To which the good humoured response is a mocking; “I’ve been ‘yes deared’ – how could you?”. Well, it works for us.

Apropos the dissimilarities between men and women, I say they should be celebrated as in “vive la difference” To which I often apply an old ditty the original version of which dates back to before 1891, updated variants of which can be seen below All have been tested to a value of six sigma, or 99.899% inverse partial variance ‘true’ value on the Bill Sticker institute Massive Contextual Axiometer and Adage tester. Please note that the remaining 0.011 is necessary to allow for Quantum EMO effects while testing took place, which is an experimental constant allowed for freak events outside the constraints of Einstinian space / time.

Therefore;

Feminists have many faults,
Men have only two,
Everything they say, and everything they do.

or

BlActivists have many faults,
But white males only two,
Everything they say and everything they do.

Because, as any fule kno, there is no pleasing these people. They beclown themselves and anyone else who takes them seriously.
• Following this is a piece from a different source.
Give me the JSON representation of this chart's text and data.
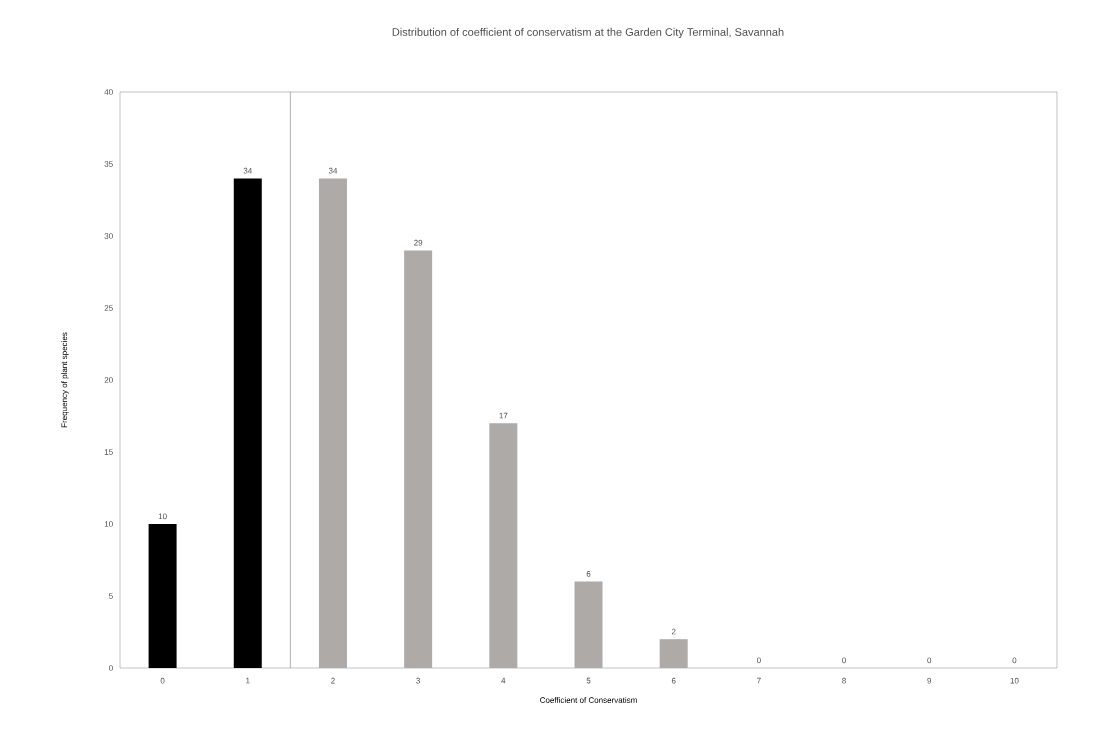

So when some ‘Gender Studies’ type Academic trots out their latest insanity, the best thing anyone can do is say; “Yes, dear.” or “Whatever.” in as patronising a tone as possible and watch their heads explode. Then give them the finger when it comes to funding. Of course the faux-outrage this will generate may make the powers that be try to outlaw words like China has done with certain terms; and the letter ‘N’ for some reason known only to Beijing. Or create new ‘genders’ out of thin air who must have their own compulsory pronouns, on pain of prosecution as proposed (Or have the silly buggers in Ottawa actually passed M-103 c-16?  Oh yes they did – the bone brains) in Canada. Which can leave embarrassing gaps in a language and play havoc with translating business documentation.

So, having accepted that I, as a northern European complexioned male am ‘wrong’ about everything, I can just go my own sweet way and quietly get on with investing while everyone else pointlessly argues over what colour or sexual variant they might be. And who offended or oppressed whose great great great grandfather back in the early 1800’s or wherever. Why should that be my problem? Do tell.

Fortunately, my money bears no such grudges. It’s probably why I mostly prefer it to humans. Money can be trusted. It has no prejudices. Money is completely colour blind and non-sexist. Money doesn’t have a brain fart half way down to the shops and come back with a shopping cart full of chocolate and junk food (Unless you tell it to). Money does what I tell it to without four hours of pointless, round the bushes bickering. And it goes where it’s bloody well told. When it’s told. And does what I tell it to do. Which is why money occupies such a large place in my affections. See video below.

I’m moved to consider that while diversity may be a noble goal, it should be diversity based upon personally earned merit and effort, not because some grievance-monger wants a handout.